What this visit says about Leo XIV’s papacy
This trip fulfills, symbolically, an unfulfilled wish of Leo XIV’s predecessor. Pope Francis — who died in 2025 after making pastoral visits to Lampedusa and the Greek island of Lesbos to bear witness to migration — had announced his intention on several occasions to travel to Spain for the same purpose. Leo XIV makes good on that intention, and adds his own imprint: a more explicitly political address, delivered at a moment when European migration policy is being formally reconfigured.
The choice of the Canary Islands — rather than a Mediterranean port — also signals a deliberate effort to broaden the geographic frame of Europe’s migration debate. While Lampedusa remains the most photographed crossing point, the Atlantic route could be considered a front in its own right: less visible in the European media landscape, but no less deadly. Vatican News, which covered the visit from Gran Canaria, described Arguineguín as moving from the “pier of shame” to a “pier of hope” — a reframing the local Church has been working toward for years, with Caritas providing language courses, schooling for children, and legal assistance for those seeking regularized status.
The Canaries are also, the pope noted from Gran Canaria’s parliament building, a crossroads. The islands are home to a large population of Cuban and Venezuelan migrants who arrived in earlier decades fleeing economic collapse — a reminder that forced displacement runs in many directions, and that Europe’s outermost islands have long absorbed what the continent’s center prefers not to see.

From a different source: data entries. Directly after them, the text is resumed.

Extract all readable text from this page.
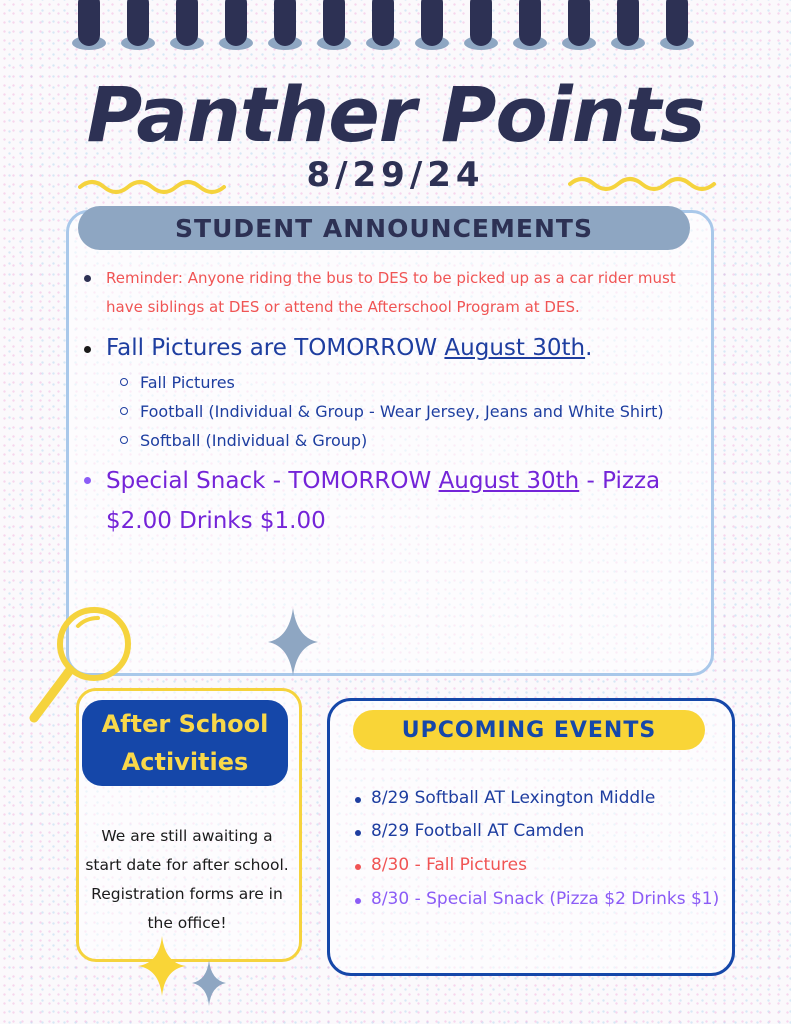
Panther Points
8/29/24
STUDENT ANNOUNCEMENTS
Reminder: Anyone riding the bus to DES to be picked up as a car rider must have siblings at DES or attend the Afterschool Program at DES.
Fall Pictures are TOMORROW August 30th.
Fall Pictures
Football (Individual & Group - Wear Jersey, Jeans and White Shirt)
Softball (Individual & Group)
Special Snack - TOMORROW August 30th - Pizza $2.00 Drinks $1.00
After School
Activities
We are still awaiting a start date for after school. Registration forms are in the office!
UPCOMING EVENTS
8/29 Softball AT Lexington Middle
8/29 Football AT Camden
8/30 - Fall Pictures
8/30 - Special Snack (Pizza $2 Drinks $1)
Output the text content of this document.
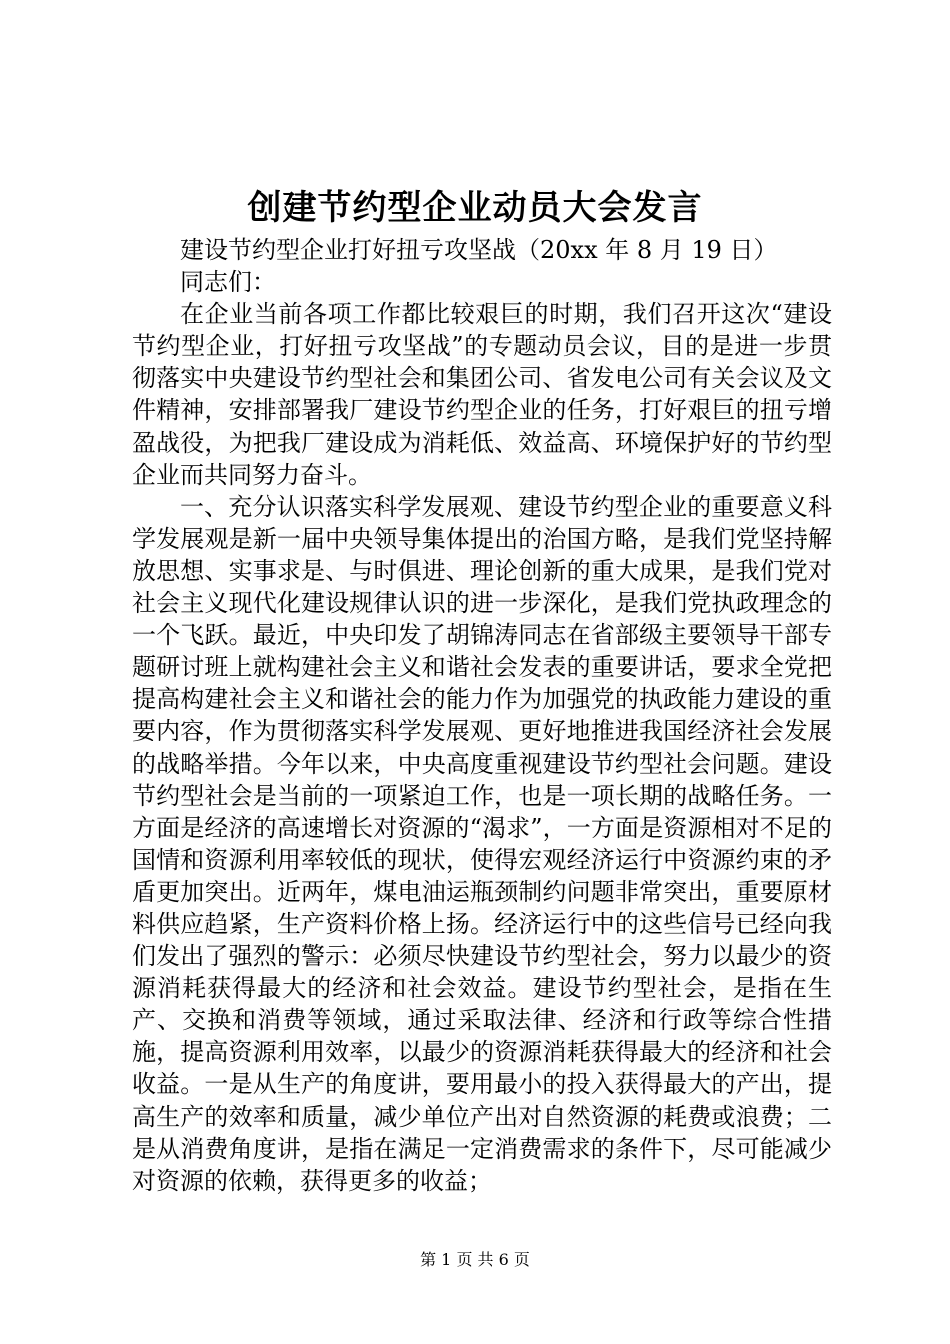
创建节约型企业动员大会发言
建设节约型企业打好扭亏攻坚战（20xx 年 8 月 19 日）
同志们：

在企业当前各项工作都比较艰巨的时期，我们召开这次“建设节约型企业，打好扭亏攻坚战”的专题动员会议，目的是进一步贯彻落实中央建设节约型社会和集团公司、省发电公司有关会议及文件精神，安排部署我厂建设节约型企业的任务，打好艰巨的扭亏增盈战役，为把我厂建设成为消耗低、效益高、环境保护好的节约型企业而共同努力奋斗。

一、充分认识落实科学发展观、建设节约型企业的重要意义科学发展观是新一届中央领导集体提出的治国方略，是我们党坚持解放思想、实事求是、与时俱进、理论创新的重大成果，是我们党对社会主义现代化建设规律认识的进一步深化，是我们党执政理念的一个飞跃。最近，中央印发了胡锦涛同志在省部级主要领导干部专题研讨班上就构建社会主义和谐社会发表的重要讲话，要求全党把提高构建社会主义和谐社会的能力作为加强党的执政能力建设的重要内容，作为贯彻落实科学发展观、更好地推进我国经济社会发展的战略举措。今年以来，中央高度重视建设节约型社会问题。建设节约型社会是当前的一项紧迫工作，也是一项长期的战略任务。一方面是经济的高速增长对资源的“渴求”，一方面是资源相对不足的国情和资源利用率较低的现状，使得宏观经济运行中资源约束的矛盾更加突出。近两年，煤电油运瓶颈制约问题非常突出，重要原材料供应趋紧，生产资料价格上扬。经济运行中的这些信号已经向我们发出了强烈的警示：必须尽快建设节约型社会，努力以最少的资源消耗获得最大的经济和社会效益。建设节约型社会，是指在生产、交换和消费等领域，通过采取法律、经济和行政等综合性措施，提高资源利用效率，以最少的资源消耗获得最大的经济和社会收益。一是从生产的角度讲，要用最小的投入获得最大的产出，提高生产的效率和质量，减少单位产出对自然资源的耗费或浪费；二是从消费角度讲，是指在满足一定消费需求的条件下，尽可能减少对资源的依赖，获得更多的收益；

第 1 页 共 6 页
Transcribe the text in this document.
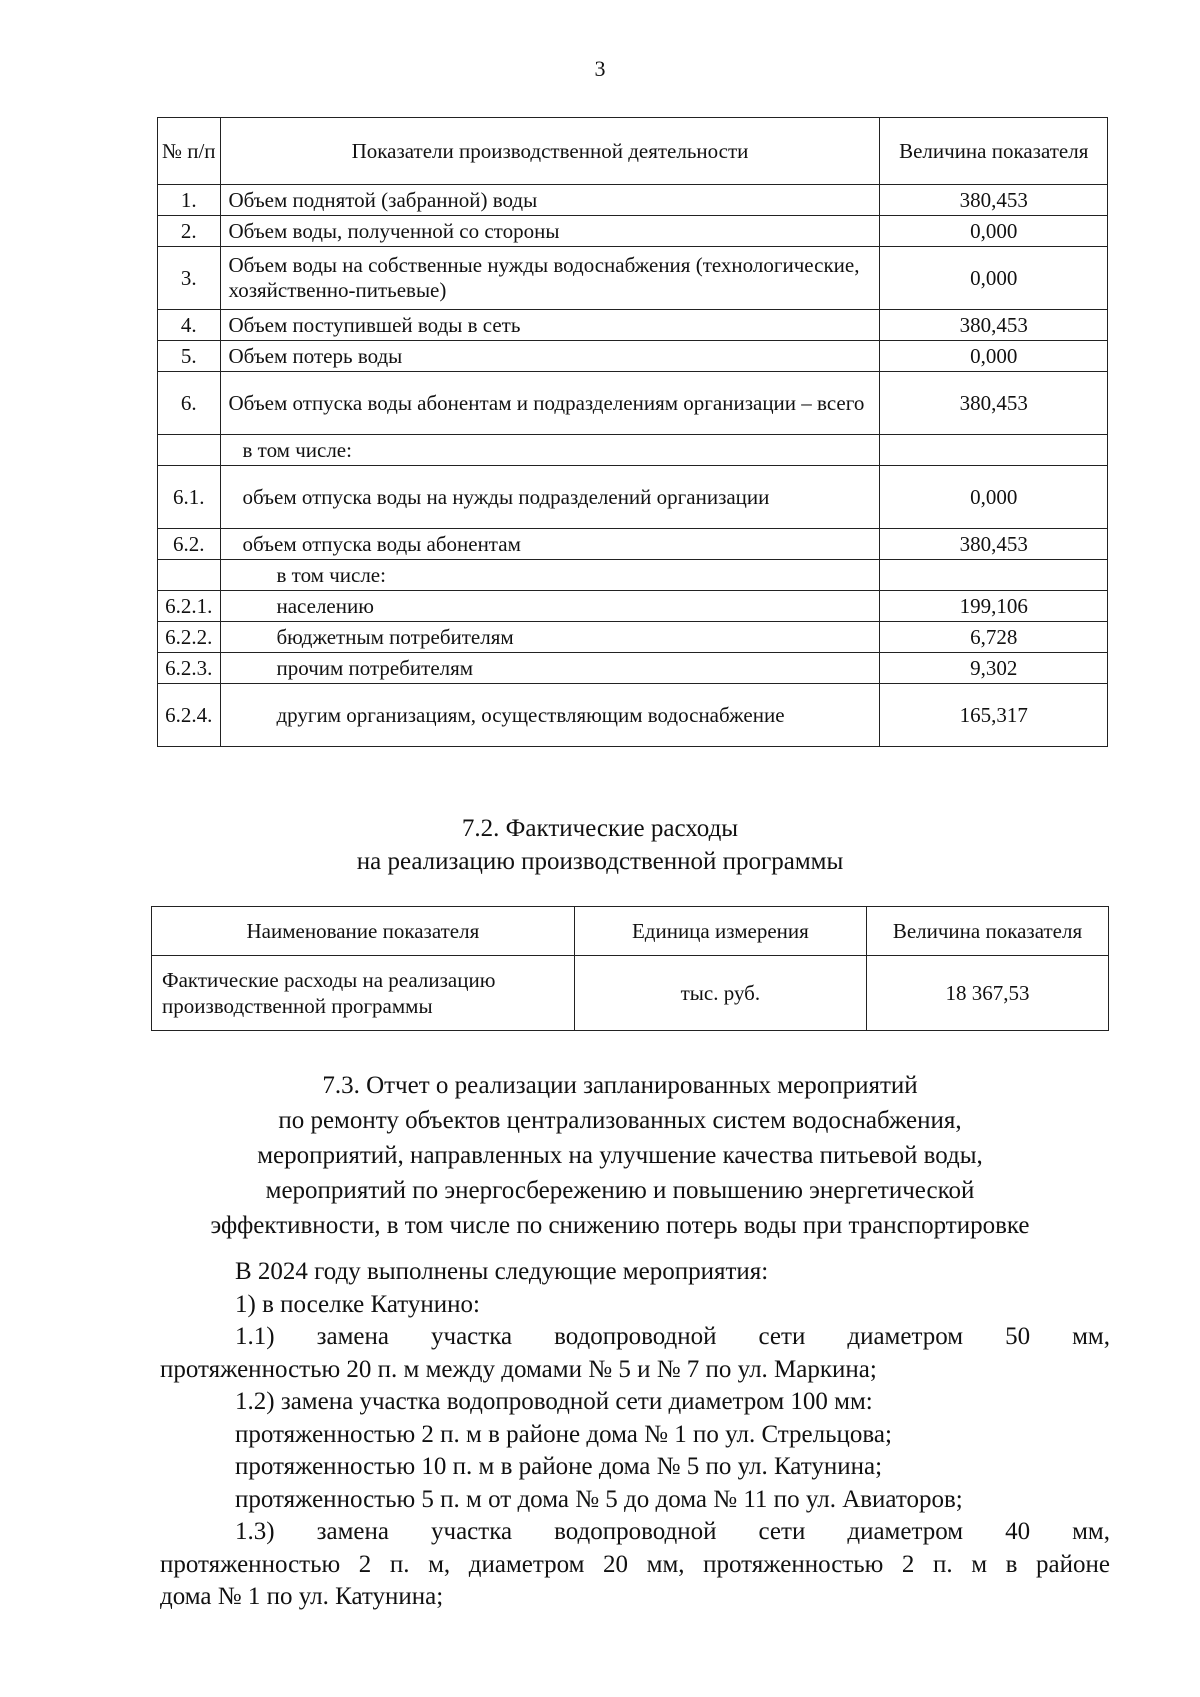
3
№ п/п	Показатели производственной деятельности	Величина показателя
1.	Объем поднятой (забранной) воды	380,453
2.	Объем воды, полученной со стороны	0,000
3.	Объем воды на собственные нужды водоснабжения (технологические, хозяйственно-питьевые)	0,000
4.	Объем поступившей воды в сеть	380,453
5.	Объем потерь воды	0,000
6.	Объем отпуска воды абонентам и подразделениям организации – всего	380,453
	в том числе:	
6.1.	объем отпуска воды на нужды подразделений организации	0,000
6.2.	объем отпуска воды абонентам	380,453
	в том числе:	
6.2.1.	населению	199,106
6.2.2.	бюджетным потребителям	6,728
6.2.3.	прочим потребителям	9,302
6.2.4.	другим организациям, осуществляющим водоснабжение	165,317
7.2. Фактические расходы
на реализацию производственной программы
Наименование показателя	Единица измерения	Величина показателя
Фактические расходы на реализацию производственной программы	тыс. руб.	18 367,53
7.3. Отчет о реализации запланированных мероприятий
по ремонту объектов централизованных систем водоснабжения,
мероприятий, направленных на улучшение качества питьевой воды,
мероприятий по энергосбережению и повышению энергетической
эффективности, в том числе по снижению потерь воды при транспортировке

В 2024 году выполнены следующие мероприятия:

1) в поселке Катунино:

1.1) замена участка водопроводной сети диаметром 50 мм,

протяженностью 20 п. м между домами № 5 и № 7 по ул. Маркина;

1.2) замена участка водопроводной сети диаметром 100 мм:

протяженностью 2 п. м в районе дома № 1 по ул. Стрельцова;

протяженностью 10 п. м в районе дома № 5 по ул. Катунина;

протяженностью 5 п. м от дома № 5 до дома № 11 по ул. Авиаторов;

1.3) замена участка водопроводной сети диаметром 40 мм,

протяженностью 2 п. м, диаметром 20 мм, протяженностью 2 п. м в районе

дома № 1 по ул. Катунина;
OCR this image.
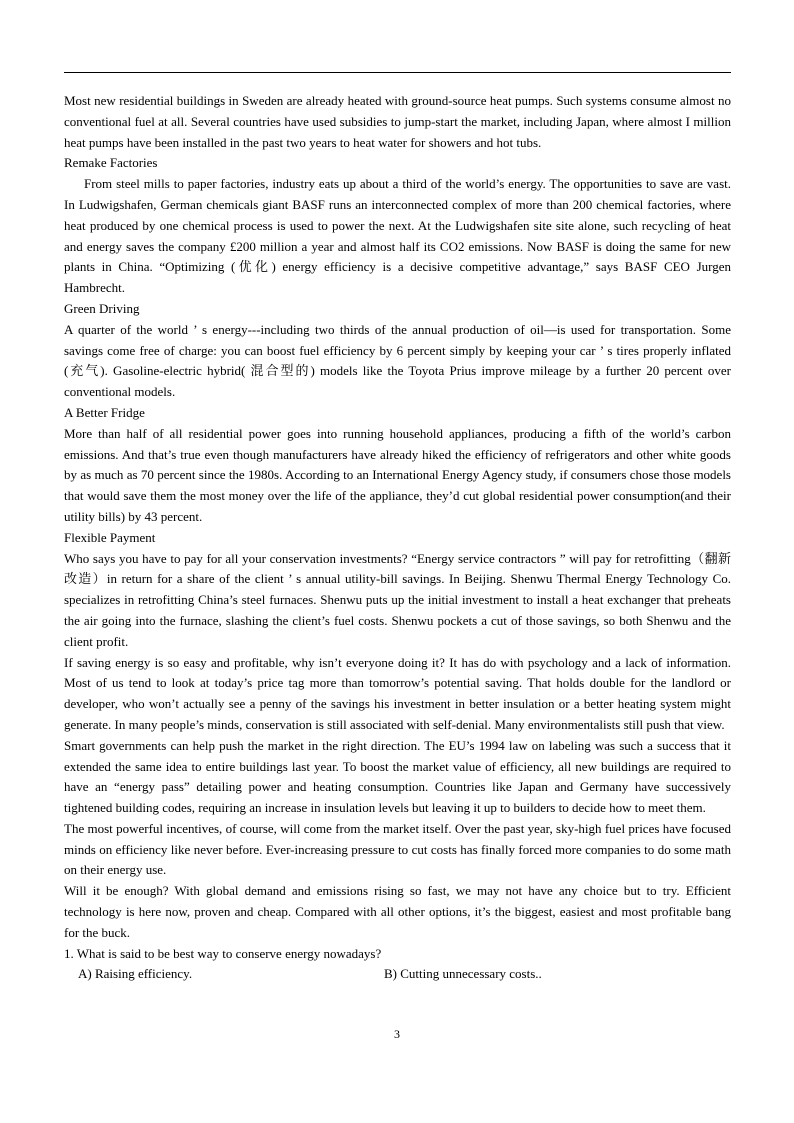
Most new residential buildings in Sweden are already heated with ground-source heat pumps. Such systems consume almost no conventional fuel at all. Several countries have used subsidies to jump-start the market, including Japan, where almost I million heat pumps have been installed in the past two years to heat water for showers and hot tubs.

Remake Factories

From steel mills to paper factories, industry eats up about a third of the world’s energy. The opportunities to save are vast. In Ludwigshafen, German chemicals giant BASF runs an interconnected complex of more than 200 chemical factories, where heat produced by one chemical process is used to power the next. At the Ludwigshafen site site alone, such recycling of heat and energy saves the company £200 million a year and almost half its CO2 emissions. Now BASF is doing the same for new plants in China. “Optimizing (优化) energy efficiency is a decisive competitive advantage,” says BASF CEO Jurgen Hambrecht.

Green Driving

A quarter of the world ’ s energy---including two thirds of the annual production of oil—is used for transportation. Some savings come free of charge: you can boost fuel efficiency by 6 percent simply by keeping your car ’ s tires properly inflated (充气). Gasoline-electric hybrid( 混合型的) models like the Toyota Prius improve mileage by a further 20 percent over conventional models.

A Better Fridge

More than half of all residential power goes into running household appliances, producing a fifth of the world’s carbon emissions. And that’s true even though manufacturers have already hiked the efficiency of refrigerators and other white goods by as much as 70 percent since the 1980s. According to an International Energy Agency study, if consumers chose those models that would save them the most money over the life of the appliance, they’d cut global residential power consumption(and their utility bills) by 43 percent.

Flexible Payment

Who says you have to pay for all your conservation investments? “Energy service contractors ” will pay for retrofitting（翻新改造）in return for a share of the client ’ s annual utility-bill savings. In Beijing. Shenwu Thermal Energy Technology Co. specializes in retrofitting China’s steel furnaces. Shenwu puts up the initial investment to install a heat exchanger that preheats the air going into the furnace, slashing the client’s fuel costs. Shenwu pockets a cut of those savings, so both Shenwu and the client profit.

If saving energy is so easy and profitable, why isn’t everyone doing it? It has do with psychology and a lack of information. Most of us tend to look at today’s price tag more than tomorrow’s potential saving. That holds double for the landlord or developer, who won’t actually see a penny of the savings his investment in better insulation or a better heating system might generate. In many people’s minds, conservation is still associated with self-denial. Many environmentalists still push that view.

Smart governments can help push the market in the right direction. The EU’s 1994 law on labeling was such a success that it extended the same idea to entire buildings last year. To boost the market value of efficiency, all new buildings are required to have an “energy pass” detailing power and heating consumption. Countries like Japan and Germany have successively tightened building codes, requiring an increase in insulation levels but leaving it up to builders to decide how to meet them.

The most powerful incentives, of course, will come from the market itself. Over the past year, sky-high fuel prices have focused minds on efficiency like never before. Ever-increasing pressure to cut costs has finally forced more companies to do some math on their energy use.

Will it be enough? With global demand and emissions rising so fast, we may not have any choice but to try. Efficient technology is here now, proven and cheap. Compared with all other options, it’s the biggest, easiest and most profitable bang for the buck.

1. What is said to be best way to conserve energy nowadays?
A) Raising efficiency.	B) Cutting unnecessary costs..
3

Europe cannot proclaim human dignity while growing accustomed to its seas becoming “cemeteries without gravestones.”
The Bottom Line
Europe has a right to asylum, dedicated institutions, and solemn treaties affirming human dignity. It also has, by now, several years of data no one disputes: thousands of deaths annually on its maritime borders. The question Leo XIV is raising is not theological — it is political. How long can a community of shared values coexist with a de facto policy that, through inaction or calculation, determines who deserves to arrive and who may disappear at sea?